6 points, SCA Band 3, 0.125 EFTSL

Postgraduate - Unit

Refer to the specific census and withdrawal dates for the semester(s) in which this unit is offered.


Business and Economics

Organisational Unit

Department of Business Law and Taxation

Chief examiner(s)

Ms Ingrid Landau


Ms Ingrid Landau

Unit guides



  • First semester 2019 (On-campus)


LAW5345Not offered in 2019


This unit seeks to equip students with the knowledge and skills necessary to understand how business activities and relationships impact upon human rights, and to recognise and engage in an informed and socially responsible manner with human rights issues when working in a business environment.

Businesses dealing in today's global marketplace are expected to understand how their operations and commercial relationships may impact negatively on human rights. They are also expected to account for how they are responding to these risks. But what does this mean in practice? What are human rights and why are they relevant to business?

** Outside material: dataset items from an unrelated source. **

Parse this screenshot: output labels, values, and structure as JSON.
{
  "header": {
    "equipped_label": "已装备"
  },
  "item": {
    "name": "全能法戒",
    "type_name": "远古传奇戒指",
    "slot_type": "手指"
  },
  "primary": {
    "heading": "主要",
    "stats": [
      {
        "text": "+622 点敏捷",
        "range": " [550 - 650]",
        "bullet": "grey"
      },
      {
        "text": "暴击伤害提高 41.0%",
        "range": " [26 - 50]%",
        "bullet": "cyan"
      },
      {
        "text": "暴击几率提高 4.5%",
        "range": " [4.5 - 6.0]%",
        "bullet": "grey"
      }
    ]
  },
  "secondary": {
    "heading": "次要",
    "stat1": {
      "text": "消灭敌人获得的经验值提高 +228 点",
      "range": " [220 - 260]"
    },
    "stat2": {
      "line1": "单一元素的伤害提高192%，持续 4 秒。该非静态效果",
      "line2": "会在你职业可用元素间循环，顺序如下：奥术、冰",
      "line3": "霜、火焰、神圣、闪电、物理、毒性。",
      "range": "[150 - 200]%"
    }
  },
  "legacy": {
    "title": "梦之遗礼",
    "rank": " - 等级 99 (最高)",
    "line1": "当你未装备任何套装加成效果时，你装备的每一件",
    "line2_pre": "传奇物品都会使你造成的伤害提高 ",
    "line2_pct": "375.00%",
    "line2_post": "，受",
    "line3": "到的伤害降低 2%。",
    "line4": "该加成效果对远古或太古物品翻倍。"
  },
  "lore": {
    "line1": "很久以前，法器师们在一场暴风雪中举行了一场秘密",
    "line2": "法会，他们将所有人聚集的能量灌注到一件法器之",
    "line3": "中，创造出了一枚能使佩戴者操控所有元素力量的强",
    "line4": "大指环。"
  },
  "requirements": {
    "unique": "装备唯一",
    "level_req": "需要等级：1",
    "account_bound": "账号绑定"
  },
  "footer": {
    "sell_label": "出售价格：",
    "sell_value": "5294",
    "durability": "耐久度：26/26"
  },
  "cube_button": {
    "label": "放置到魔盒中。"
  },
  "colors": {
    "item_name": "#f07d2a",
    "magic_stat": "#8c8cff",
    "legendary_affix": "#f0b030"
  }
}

What is the scope of the corporate responsibility to respect human rights? How does a business identify and manage its human rights risks and exposures? This course examines the challenges that face transnational businesses with respect to human rights, and public and private regulatory responses. It explores a diverse range of issues such as labour rights in manufacturing and food supply chains; freedom of expression, privacy and information and communication technology companies; community rights and extractive companies, and the human rights risks for lending in the financial sector.

The unit begins by introducing students to key concepts, debates and actors in the evolving field of business and human rights. It then examines the diverse regulatory mechanisms and initiatives that seek to promote corporate responsibility for adverse impacts on human rights, including national and international law, intergovernmental initiatives, multi-stakeholder initiatives and self-regulation. The unit investigates the nature and limitations of these various approaches through the use of case studies, drawn from a range of different industries and geographical localities. It also seeks to develop students' awareness of some of the practical challenges that business practitioners face when seeking to implement a human rights agenda within an organisational environment. While global in its scope, this unit places a particular emphasis on business and human rights in the Asia-Pacific region.

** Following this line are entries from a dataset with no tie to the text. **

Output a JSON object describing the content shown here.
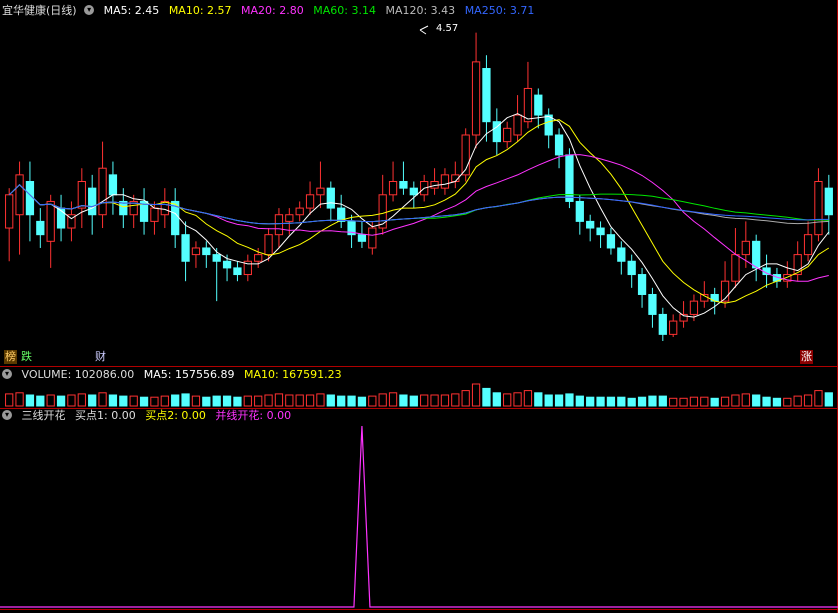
{
  "main_legend": {
    "title": "宜华健康(日线)",
    "ma5": "MA5: 2.45",
    "ma10": "MA10: 2.57",
    "ma20": "MA20: 2.80",
    "ma60": "MA60: 3.14",
    "ma120": "MA120: 3.43",
    "ma250": "MA250: 3.71"
  },
  "volume_legend": {
    "name": "VOLUME: 102086.00",
    "ma5": "MA5: 157556.89",
    "ma10": "MA10: 167591.23"
  },
  "indicator_legend": {
    "name": "三线开花",
    "buy1": "买点1: 0.00",
    "buy2": "买点2: 0.00",
    "bloom": "并线开花: 0.00"
  },
  "badges": {
    "b1": "榜",
    "b2": "跌",
    "b3": "财",
    "b4": "涨"
  },
  "annotation": "4.57",
  "colors": {
    "up": "#ff3232",
    "down": "#54ffff",
    "ma5": "#ffffff",
    "ma10": "#ffff00",
    "ma20": "#ff33ff",
    "ma60": "#00e600",
    "ma120": "#aaaaaa",
    "ma250": "#3366ff",
    "bloom": "#ff33ff",
    "grid": "#b00000"
  },
  "chart_data": {
    "type": "candlestick",
    "price_range": [
      2.22,
      4.65
    ],
    "candles": [
      [
        3.1,
        3.35,
        2.85,
        3.4
      ],
      [
        3.2,
        3.5,
        2.9,
        3.6
      ],
      [
        3.45,
        3.2,
        3.0,
        3.6
      ],
      [
        3.15,
        3.05,
        2.95,
        3.25
      ],
      [
        3.0,
        3.3,
        2.8,
        3.35
      ],
      [
        3.25,
        3.1,
        3.0,
        3.35
      ],
      [
        3.1,
        3.2,
        3.0,
        3.3
      ],
      [
        3.25,
        3.45,
        3.1,
        3.55
      ],
      [
        3.4,
        3.2,
        3.05,
        3.5
      ],
      [
        3.2,
        3.55,
        3.1,
        3.75
      ],
      [
        3.5,
        3.35,
        3.2,
        3.6
      ],
      [
        3.3,
        3.2,
        3.1,
        3.4
      ],
      [
        3.2,
        3.3,
        3.1,
        3.35
      ],
      [
        3.3,
        3.15,
        3.05,
        3.4
      ],
      [
        3.15,
        3.25,
        3.05,
        3.3
      ],
      [
        3.2,
        3.3,
        3.1,
        3.4
      ],
      [
        3.3,
        3.05,
        2.95,
        3.4
      ],
      [
        3.05,
        2.85,
        2.7,
        3.15
      ],
      [
        2.9,
        2.95,
        2.8,
        3.0
      ],
      [
        2.95,
        2.9,
        2.8,
        3.0
      ],
      [
        2.9,
        2.85,
        2.55,
        2.95
      ],
      [
        2.85,
        2.8,
        2.7,
        2.9
      ],
      [
        2.8,
        2.75,
        2.7,
        2.85
      ],
      [
        2.75,
        2.85,
        2.7,
        2.9
      ],
      [
        2.85,
        2.9,
        2.8,
        2.95
      ],
      [
        2.9,
        3.05,
        2.85,
        3.1
      ],
      [
        3.05,
        3.2,
        2.95,
        3.25
      ],
      [
        3.15,
        3.2,
        3.05,
        3.25
      ],
      [
        3.2,
        3.25,
        3.15,
        3.3
      ],
      [
        3.25,
        3.35,
        3.2,
        3.45
      ],
      [
        3.35,
        3.4,
        3.25,
        3.6
      ],
      [
        3.4,
        3.25,
        3.15,
        3.45
      ],
      [
        3.25,
        3.15,
        3.1,
        3.35
      ],
      [
        3.15,
        3.05,
        2.95,
        3.2
      ],
      [
        3.05,
        3.0,
        2.95,
        3.15
      ],
      [
        2.95,
        3.1,
        2.9,
        3.15
      ],
      [
        3.1,
        3.35,
        3.05,
        3.5
      ],
      [
        3.35,
        3.45,
        3.3,
        3.6
      ],
      [
        3.45,
        3.4,
        3.35,
        3.6
      ],
      [
        3.4,
        3.35,
        3.25,
        3.45
      ],
      [
        3.35,
        3.45,
        3.3,
        3.5
      ],
      [
        3.4,
        3.45,
        3.35,
        3.55
      ],
      [
        3.4,
        3.5,
        3.35,
        3.55
      ],
      [
        3.45,
        3.5,
        3.4,
        3.6
      ],
      [
        3.5,
        3.8,
        3.45,
        3.85
      ],
      [
        3.8,
        4.35,
        3.7,
        4.57
      ],
      [
        4.3,
        3.9,
        3.75,
        4.4
      ],
      [
        3.9,
        3.75,
        3.65,
        4.0
      ],
      [
        3.75,
        3.85,
        3.7,
        3.9
      ],
      [
        3.8,
        3.95,
        3.75,
        4.1
      ],
      [
        3.9,
        4.15,
        3.85,
        4.35
      ],
      [
        4.1,
        3.95,
        3.85,
        4.15
      ],
      [
        3.95,
        3.8,
        3.7,
        4.0
      ],
      [
        3.8,
        3.65,
        3.55,
        3.85
      ],
      [
        3.65,
        3.3,
        3.25,
        3.7
      ],
      [
        3.3,
        3.15,
        3.05,
        3.35
      ],
      [
        3.15,
        3.1,
        3.0,
        3.2
      ],
      [
        3.1,
        3.05,
        2.95,
        3.15
      ],
      [
        3.05,
        2.95,
        2.9,
        3.1
      ],
      [
        2.95,
        2.85,
        2.75,
        3.0
      ],
      [
        2.85,
        2.75,
        2.65,
        2.9
      ],
      [
        2.75,
        2.6,
        2.5,
        2.8
      ],
      [
        2.6,
        2.45,
        2.35,
        2.65
      ],
      [
        2.45,
        2.3,
        2.25,
        2.5
      ],
      [
        2.3,
        2.4,
        2.28,
        2.45
      ],
      [
        2.4,
        2.45,
        2.35,
        2.55
      ],
      [
        2.45,
        2.55,
        2.4,
        2.6
      ],
      [
        2.55,
        2.6,
        2.5,
        2.7
      ],
      [
        2.6,
        2.55,
        2.45,
        2.65
      ],
      [
        2.55,
        2.7,
        2.5,
        2.85
      ],
      [
        2.7,
        2.9,
        2.65,
        3.1
      ],
      [
        2.9,
        3.0,
        2.8,
        3.15
      ],
      [
        3.0,
        2.8,
        2.7,
        3.05
      ],
      [
        2.8,
        2.75,
        2.65,
        2.9
      ],
      [
        2.75,
        2.7,
        2.65,
        2.8
      ],
      [
        2.7,
        2.75,
        2.65,
        2.85
      ],
      [
        2.75,
        2.9,
        2.7,
        3.0
      ],
      [
        2.9,
        3.05,
        2.85,
        3.15
      ],
      [
        3.05,
        3.45,
        3.0,
        3.55
      ],
      [
        3.4,
        3.2,
        3.05,
        3.5
      ]
    ],
    "volume": [
      0.55,
      0.6,
      0.5,
      0.45,
      0.5,
      0.45,
      0.5,
      0.55,
      0.5,
      0.6,
      0.5,
      0.45,
      0.45,
      0.4,
      0.4,
      0.45,
      0.5,
      0.55,
      0.45,
      0.4,
      0.45,
      0.45,
      0.4,
      0.45,
      0.45,
      0.5,
      0.55,
      0.5,
      0.5,
      0.5,
      0.55,
      0.5,
      0.45,
      0.45,
      0.4,
      0.45,
      0.55,
      0.6,
      0.5,
      0.45,
      0.5,
      0.5,
      0.5,
      0.55,
      0.7,
      1.0,
      0.8,
      0.6,
      0.55,
      0.6,
      0.7,
      0.6,
      0.5,
      0.5,
      0.55,
      0.45,
      0.4,
      0.4,
      0.4,
      0.4,
      0.35,
      0.4,
      0.45,
      0.45,
      0.35,
      0.35,
      0.4,
      0.4,
      0.35,
      0.4,
      0.5,
      0.55,
      0.5,
      0.4,
      0.35,
      0.35,
      0.45,
      0.5,
      0.7,
      0.6
    ],
    "indicator_spike": {
      "index": 34,
      "value": 1
    }
  }
}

The learning goals associated with this unit are to:

  1. understand the key concepts and debates in relation to corporate accountability and human rights.
  2. identify and describe key public and private regulatory frameworks and initiatives in this area, how they interact and their strengths and limitations
  3. understand the diversity of regulatory actors that shape the business and human rights agenda
  4. understand the various legal and extra-legal ways in which a remedy for business-related human rights harms is pursued
  5. engage with practical challenges that businesses may face when seeking to act responsibly and in a manner respectful of human rights.

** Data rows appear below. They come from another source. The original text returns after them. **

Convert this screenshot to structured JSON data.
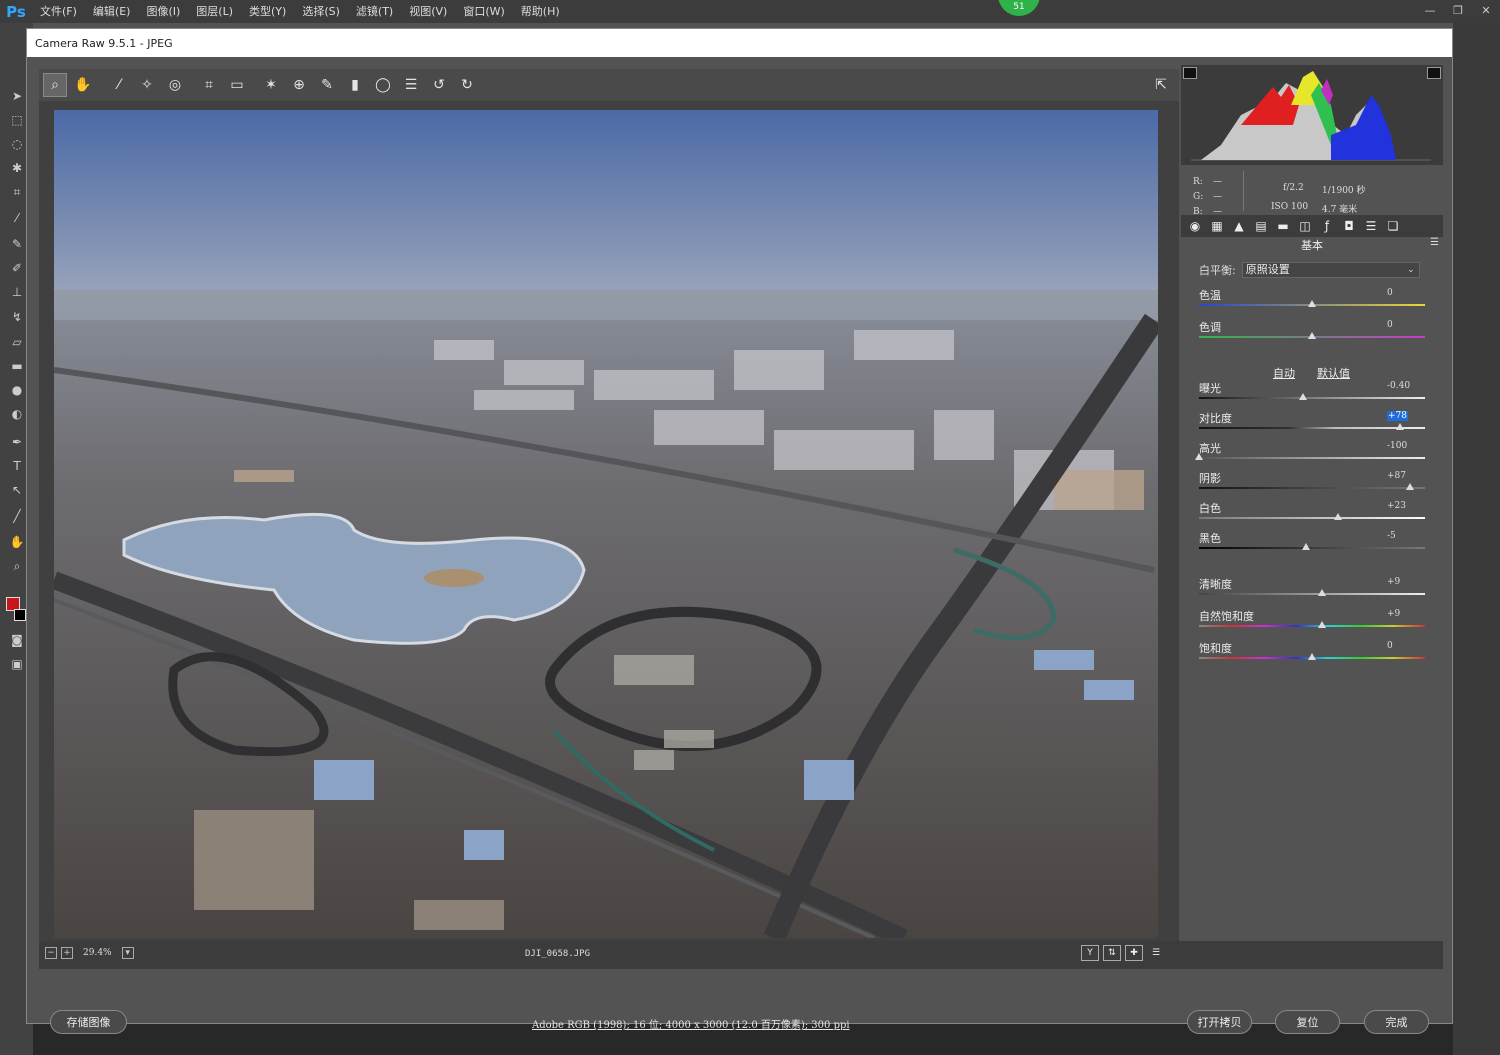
{
  "ps": {
    "logo": "Ps",
    "menu": [
      "文件(F)",
      "编辑(E)",
      "图像(I)",
      "图层(L)",
      "类型(Y)",
      "选择(S)",
      "滤镜(T)",
      "视图(V)",
      "窗口(W)",
      "帮助(H)"
    ],
    "badge": "51"
  },
  "camera_raw": {
    "title": "Camera Raw 9.5.1 -  JPEG",
    "zoom": "29.4%",
    "filename": "DJI_0658.JPG",
    "workflow": "Adobe RGB (1998); 16 位; 4000 x 3000 (12.0 百万像素); 300 ppi",
    "buttons": {
      "save": "存储图像",
      "open_copy": "打开拷贝",
      "reset": "复位",
      "done": "完成"
    }
  },
  "info": {
    "r": "R:",
    "g": "G:",
    "b": "B:",
    "dash": "—",
    "aperture": "f/2.2",
    "shutter": "1/1900 秒",
    "iso": "ISO 100",
    "focal": "4.7 毫米"
  },
  "basic_panel": {
    "title": "基本",
    "white_balance_label": "白平衡:",
    "white_balance_value": "原照设置",
    "auto": "自动",
    "default": "默认值",
    "controls": [
      {
        "label": "色温",
        "value": "0",
        "pos": 0.5
      },
      {
        "label": "色调",
        "value": "0",
        "pos": 0.5
      },
      {
        "label": "曝光",
        "value": "-0.40",
        "pos": 0.46
      },
      {
        "label": "对比度",
        "value": "+78",
        "pos": 0.89
      },
      {
        "label": "高光",
        "value": "-100",
        "pos": 0.0
      },
      {
        "label": "阴影",
        "value": "+87",
        "pos": 0.935
      },
      {
        "label": "白色",
        "value": "+23",
        "pos": 0.615
      },
      {
        "label": "黑色",
        "value": "-5",
        "pos": 0.475
      },
      {
        "label": "清晰度",
        "value": "+9",
        "pos": 0.545
      },
      {
        "label": "自然饱和度",
        "value": "+9",
        "pos": 0.545
      },
      {
        "label": "饱和度",
        "value": "0",
        "pos": 0.5
      }
    ]
  },
  "colors": {
    "accent": "#1f6bd9",
    "ps_blue": "#31a8ff",
    "fg_color": "#c4161c"
  }
}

Within semester assessment: 100%

Workload requirements

Minimum total expected workload to achieve the learning outcomes for this unit is 144 hours per semester typically comprising a mixture of scheduled learning activities and independent study. Independent study may include associated readings, assessment and preparation for scheduled activities. The unit requires on average three/four hours of scheduled activities per week. Scheduled activities may include a combination of teacher directed learning, peer directed learning and online engagement.